The fundraiser is the brainchild of Annie Wood, wife of Cusick. She joined the HTY board last November to fill out her days while he was shooting “Lost.” She was involved in children’s theater before she moved here with her husband and three children, Elias, 13; Lucas, 8; and Esau, 7.

“I had to support theater in some way, to keep my interest in theater going,” said Wood, who’s originally from Scotland. “I got to talking to some of the actors and mentioned it’s good to get involved, to get together to read plays. After all, many had done theater, in New York and Los Angeles, and missed their classes.”

Wood also tapped Elizabeth Mitchell (Dr. Juliet Burke) and was awaiting responses from other “Lost” actors to take part in a reading of scenes from plays in HTY’s 2007-08 season, which begins in mid-August.

HTY company members will understudy the roles (because the roster is subject to change), in case of an unscheduled Sunday shooting call.

With Fox’s wife, Margherita Ronchi, Wood earlier organized six or seven actors to visit their kids’ school in Kailua for a play-reading session of “James and the Giant Peach.”

“They were really happy to read children’s plays,” Wood said. “So I asked Eric, ‘Why don’t we ask if they can come read children plays (for HTY)?’ They all loved theater because theater has touched their lives.

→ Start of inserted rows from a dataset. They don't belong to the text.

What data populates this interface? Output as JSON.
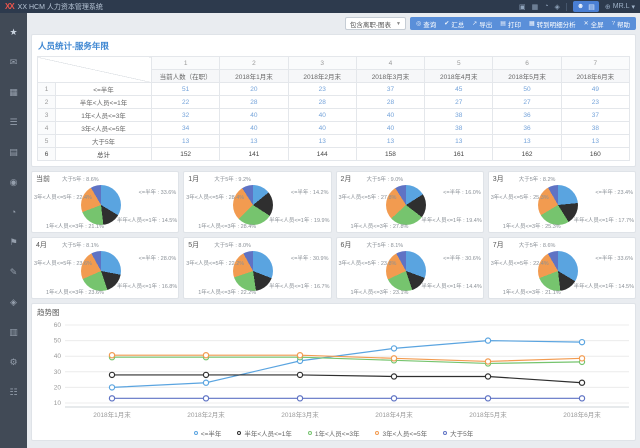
{
  "topbar": {
    "logo": "XX",
    "title": "XX HCM 人力资本管理系统",
    "username": "MR.L",
    "caret": "▾",
    "language_icon": "⊕",
    "icons": [
      {
        "name": "calendar-icon",
        "glyph": "▣"
      },
      {
        "name": "apps-icon",
        "glyph": "▦"
      },
      {
        "name": "history-icon",
        "glyph": "◔"
      },
      {
        "name": "notification-icon",
        "glyph": "◈"
      }
    ],
    "avatar_icons": [
      {
        "name": "user-avatar-icon",
        "glyph": "☻"
      },
      {
        "name": "org-switch-icon",
        "glyph": "▤"
      }
    ]
  },
  "sidebar": {
    "items": [
      {
        "name": "favorites",
        "glyph": "★"
      },
      {
        "name": "messages",
        "glyph": "✉"
      },
      {
        "name": "dashboard",
        "glyph": "▦"
      },
      {
        "name": "menu",
        "glyph": "☰"
      },
      {
        "name": "reports",
        "glyph": "▤"
      },
      {
        "name": "org",
        "glyph": "◉"
      },
      {
        "name": "schedule",
        "glyph": "◔"
      },
      {
        "name": "flag",
        "glyph": "⚑"
      },
      {
        "name": "edit",
        "glyph": "✎"
      },
      {
        "name": "analytics",
        "glyph": "◈"
      },
      {
        "name": "documents",
        "glyph": "▥"
      },
      {
        "name": "settings",
        "glyph": "⚙"
      },
      {
        "name": "more",
        "glyph": "☷"
      }
    ]
  },
  "toolbar": {
    "view_select": "包含离职-图表",
    "select_caret": "▼",
    "buttons": [
      {
        "name": "query",
        "glyph": "◎",
        "label": "查询"
      },
      {
        "name": "summary",
        "glyph": "✔",
        "label": "汇总"
      },
      {
        "name": "export",
        "glyph": "↗",
        "label": "导出"
      },
      {
        "name": "print",
        "glyph": "▤",
        "label": "打印"
      },
      {
        "name": "goto-detail-analysis",
        "glyph": "▦",
        "label": "转到明细分析"
      },
      {
        "name": "fullscreen",
        "glyph": "✕",
        "label": "全屏"
      },
      {
        "name": "help",
        "glyph": "?",
        "label": "帮助"
      }
    ]
  },
  "panel": {
    "title": "人员统计-服务年限"
  },
  "table": {
    "col_numbers": [
      "1",
      "2",
      "3",
      "4",
      "5",
      "6",
      "7"
    ],
    "columns": [
      "当前人数（在职）",
      "2018年1月末",
      "2018年2月末",
      "2018年3月末",
      "2018年4月末",
      "2018年5月末",
      "2018年6月末"
    ],
    "rows": [
      {
        "num": "1",
        "label": "<=半年",
        "values": [
          51,
          20,
          23,
          37,
          45,
          50,
          49
        ],
        "is_total": false
      },
      {
        "num": "2",
        "label": "半年<人员<=1年",
        "values": [
          22,
          28,
          28,
          28,
          27,
          27,
          23
        ],
        "is_total": false
      },
      {
        "num": "3",
        "label": "1年<人员<=3年",
        "values": [
          32,
          40,
          40,
          40,
          38,
          36,
          37
        ],
        "is_total": false
      },
      {
        "num": "4",
        "label": "3年<人员<=5年",
        "values": [
          34,
          40,
          40,
          40,
          38,
          36,
          38
        ],
        "is_total": false
      },
      {
        "num": "5",
        "label": "大于5年",
        "values": [
          13,
          13,
          13,
          13,
          13,
          13,
          13
        ],
        "is_total": false
      },
      {
        "num": "6",
        "label": "总计",
        "values": [
          152,
          141,
          144,
          158,
          161,
          162,
          160
        ],
        "is_total": true
      }
    ]
  },
  "colors": {
    "accent": "#5a8fd9",
    "topbar_bg": "#2d3a4d",
    "sidebar_bg": "#414a56",
    "title_blue": "#3f87d2",
    "value_blue": "#74a3da",
    "series": [
      "#5aa4e0",
      "#2f2f2f",
      "#76c46e",
      "#f29b50",
      "#5f73c4"
    ]
  },
  "chart_data": [
    {
      "type": "pie",
      "title": "当前",
      "unit": "%",
      "categories": [
        "<=半年",
        "半年<人员<=1年",
        "1年<人员<=3年",
        "3年<人员<=5年",
        "大于5年"
      ],
      "values": [
        33.6,
        14.5,
        21.1,
        22.4,
        8.6
      ]
    },
    {
      "type": "pie",
      "title": "1月",
      "unit": "%",
      "categories": [
        "<=半年",
        "半年<人员<=1年",
        "1年<人员<=3年",
        "3年<人员<=5年",
        "大于5年"
      ],
      "values": [
        14.2,
        19.9,
        28.4,
        28.4,
        9.2
      ]
    },
    {
      "type": "pie",
      "title": "2月",
      "unit": "%",
      "categories": [
        "<=半年",
        "半年<人员<=1年",
        "1年<人员<=3年",
        "3年<人员<=5年",
        "大于5年"
      ],
      "values": [
        16.0,
        19.4,
        27.8,
        27.8,
        9.0
      ]
    },
    {
      "type": "pie",
      "title": "3月",
      "unit": "%",
      "categories": [
        "<=半年",
        "半年<人员<=1年",
        "1年<人员<=3年",
        "3年<人员<=5年",
        "大于5年"
      ],
      "values": [
        23.4,
        17.7,
        25.3,
        25.3,
        8.2
      ]
    },
    {
      "type": "pie",
      "title": "4月",
      "unit": "%",
      "categories": [
        "<=半年",
        "半年<人员<=1年",
        "1年<人员<=3年",
        "3年<人员<=5年",
        "大于5年"
      ],
      "values": [
        28.0,
        16.8,
        23.6,
        23.6,
        8.1
      ]
    },
    {
      "type": "pie",
      "title": "5月",
      "unit": "%",
      "categories": [
        "<=半年",
        "半年<人员<=1年",
        "1年<人员<=3年",
        "3年<人员<=5年",
        "大于5年"
      ],
      "values": [
        30.9,
        16.7,
        22.2,
        22.2,
        8.0
      ]
    },
    {
      "type": "pie",
      "title": "6月",
      "unit": "%",
      "categories": [
        "<=半年",
        "半年<人员<=1年",
        "1年<人员<=3年",
        "3年<人员<=5年",
        "大于5年"
      ],
      "values": [
        30.6,
        14.4,
        23.1,
        23.8,
        8.1
      ]
    },
    {
      "type": "pie",
      "title": "7月",
      "unit": "%",
      "categories": [
        "<=半年",
        "半年<人员<=1年",
        "1年<人员<=3年",
        "3年<人员<=5年",
        "大于5年"
      ],
      "values": [
        33.6,
        14.5,
        21.1,
        22.4,
        8.6
      ]
    },
    {
      "type": "line",
      "title": "趋势图",
      "categories": [
        "2018年1月末",
        "2018年2月末",
        "2018年3月末",
        "2018年4月末",
        "2018年5月末",
        "2018年6月末"
      ],
      "series": [
        {
          "name": "<=半年",
          "color": "#5aa4e0",
          "values": [
            20,
            23,
            37,
            45,
            50,
            49
          ]
        },
        {
          "name": "半年<人员<=1年",
          "color": "#2f2f2f",
          "values": [
            28,
            28,
            28,
            27,
            27,
            23
          ]
        },
        {
          "name": "1年<人员<=3年",
          "color": "#76c46e",
          "values": [
            40,
            40,
            40,
            38,
            36,
            37
          ]
        },
        {
          "name": "3年<人员<=5年",
          "color": "#f29b50",
          "values": [
            40,
            40,
            40,
            38,
            36,
            38
          ]
        },
        {
          "name": "大于5年",
          "color": "#5f73c4",
          "values": [
            13,
            13,
            13,
            13,
            13,
            13
          ]
        }
      ],
      "yticks": [
        10,
        20,
        30,
        40,
        50,
        60
      ],
      "ylim": [
        10,
        60
      ],
      "grid": true,
      "legend_position": "bottom"
    }
  ]
}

And they were delighted that there was a children’s theater in Hawai’i.”

Wood had heard about HTY before arriving here — she had met previous HTY artistic director Peter Brosius at a children’s theater conference. During the second season of “Lost,” she took her children to an HTY performance, and the experience spurred her to get involved.

“Annie is one of the best youth theater directors in the world,” Johnson said. “She has done cutting-edge theater for young audiences.”

She founded Visible Fictions in Scotland and also worked with the Polka Theatre in Wimbledon, London, groups known for their educational and youth theater.

Johnson hopes the readings by the “Lost” company will ramp up the profile of children’s literature and theater.

“So often, theater for young people is a second-class citizen to the great works of literature like Shakespeare,” he said. “But the actors’ participation really affirms our belief that the world is changing, that children’s literature is changing.”

Johnson said that Wood epitomizes what a board member can bring to the plate.

“Every board member can make a difference,” he said. “She’s given us access to these actors. Tim Bostock helped us buy a lighting board. Other board members bring classes of youngsters to our shows; board members are the core of any organization, including hours.”